EvitanRelta OP t1_j328vdy wrote
Here's the repo if u wanna check it out or contribute! :D — https://github.com/EvitanRelta/htmlarkdown
You can try it out urself on this demo: https://evitanrelta.github.io/htmlarkdown/
It's my first (hopefully industry-standard) library so I'd love some feedback! (and any contributions, im the only contributor so far so pls send help)
djsnipa1 t1_j3dyrgn wrote
This looks nice so far!
I’ve been wanting to input a url and get readability like output in markdown (where it okay keeps the main article and not all the nav and header and footer, etc. I haven’t found one I like so if I end up building my own, I’d like to try to implement this with it.

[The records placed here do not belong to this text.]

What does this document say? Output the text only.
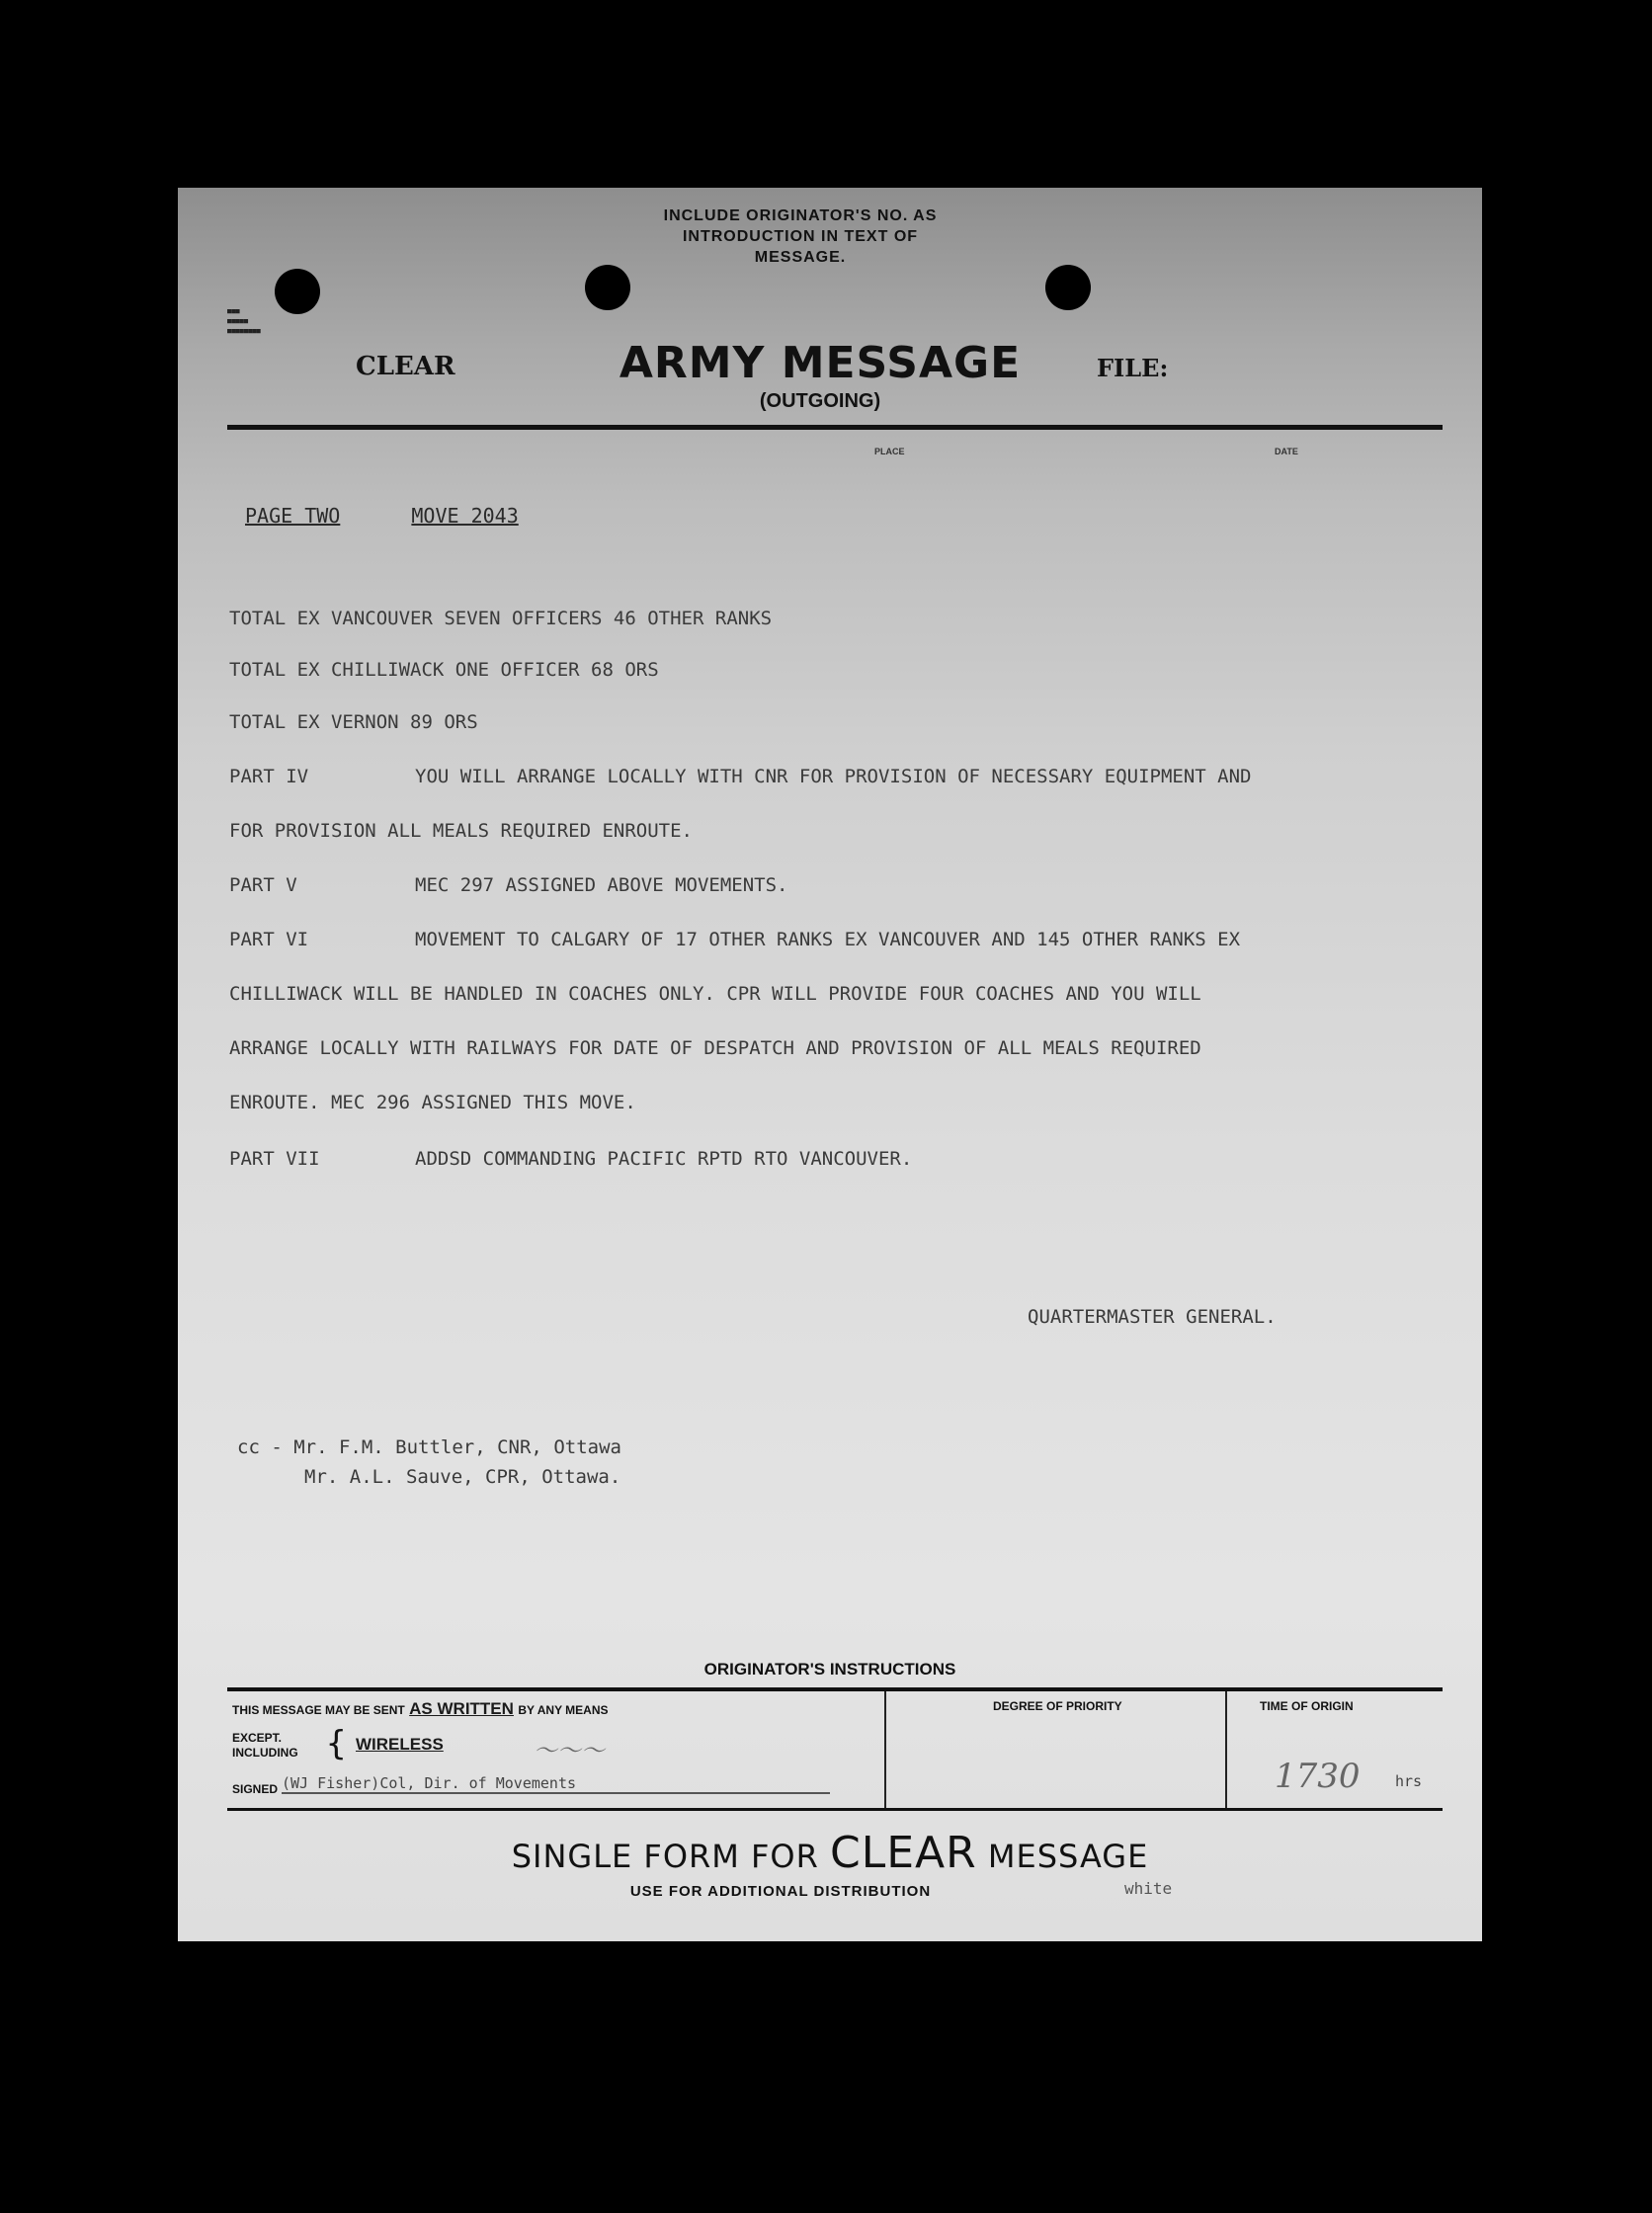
INCLUDE ORIGINATOR'S NO. AS
INTRODUCTION IN TEXT OF
MESSAGE.
■■■
■■■■■
■■■■■■■■
CLEAR	ARMY MESSAGE
(OUTGOING)
FILE:
PLACE	DATE
PAGE TWO	MOVE 2043
TOTAL EX VANCOUVER SEVEN OFFICERS 46 OTHER RANKS
TOTAL EX CHILLIWACK ONE OFFICER 68 ORS
TOTAL EX VERNON 89 ORS
PART IV	YOU WILL ARRANGE LOCALLY WITH CNR FOR PROVISION OF NECESSARY EQUIPMENT AND
FOR PROVISION ALL MEALS REQUIRED ENROUTE.
PART V	MEC 297 ASSIGNED ABOVE MOVEMENTS.
PART VI	MOVEMENT TO CALGARY OF 17 OTHER RANKS EX VANCOUVER AND 145 OTHER RANKS EX
CHILLIWACK WILL BE HANDLED IN COACHES ONLY. CPR WILL PROVIDE FOUR COACHES AND YOU WILL
ARRANGE LOCALLY WITH RAILWAYS FOR DATE OF DESPATCH AND PROVISION OF ALL MEALS REQUIRED
ENROUTE. MEC 296 ASSIGNED THIS MOVE.
PART VII	ADDSD COMMANDING PACIFIC RPTD RTO VANCOUVER.
QUARTERMASTER GENERAL.
cc - Mr. F.M. Buttler, CNR, Ottawa
Mr. A.L. Sauve, CPR, Ottawa.
ORIGINATOR'S INSTRUCTIONS
THIS MESSAGE MAY BE SENT AS WRITTEN BY ANY MEANS
EXCEPT.
INCLUDING { WIRELESS	〜〜〜
SIGNED (WJ Fisher)Col, Dir. of Movements
DEGREE OF PRIORITY	TIME OF ORIGIN
1730 hrs
SINGLE FORM FOR CLEAR MESSAGE
USE FOR ADDITIONAL DISTRIBUTION	white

EvitanRelta OP t1_j461czu wrote
Ayyy thanks! :D
also, sflr! Do drop the repo an issue or a pull request!
TomSwirly t1_j32kzaw wrote
"HTML-to-Markdown converter that adaptively preserve HTML when needed (eg. when center-aligning, or resizing images)"
should be "preserves". :-)
Looks very promising, I starred it!
EvitanRelta OP t1_j32la16 wrote
Ayy thanks for the star! :D
oh shit ure right, thanks ill correct the description!
seanpuppy t1_j3305h6 wrote
Have you compared how pandoc does it?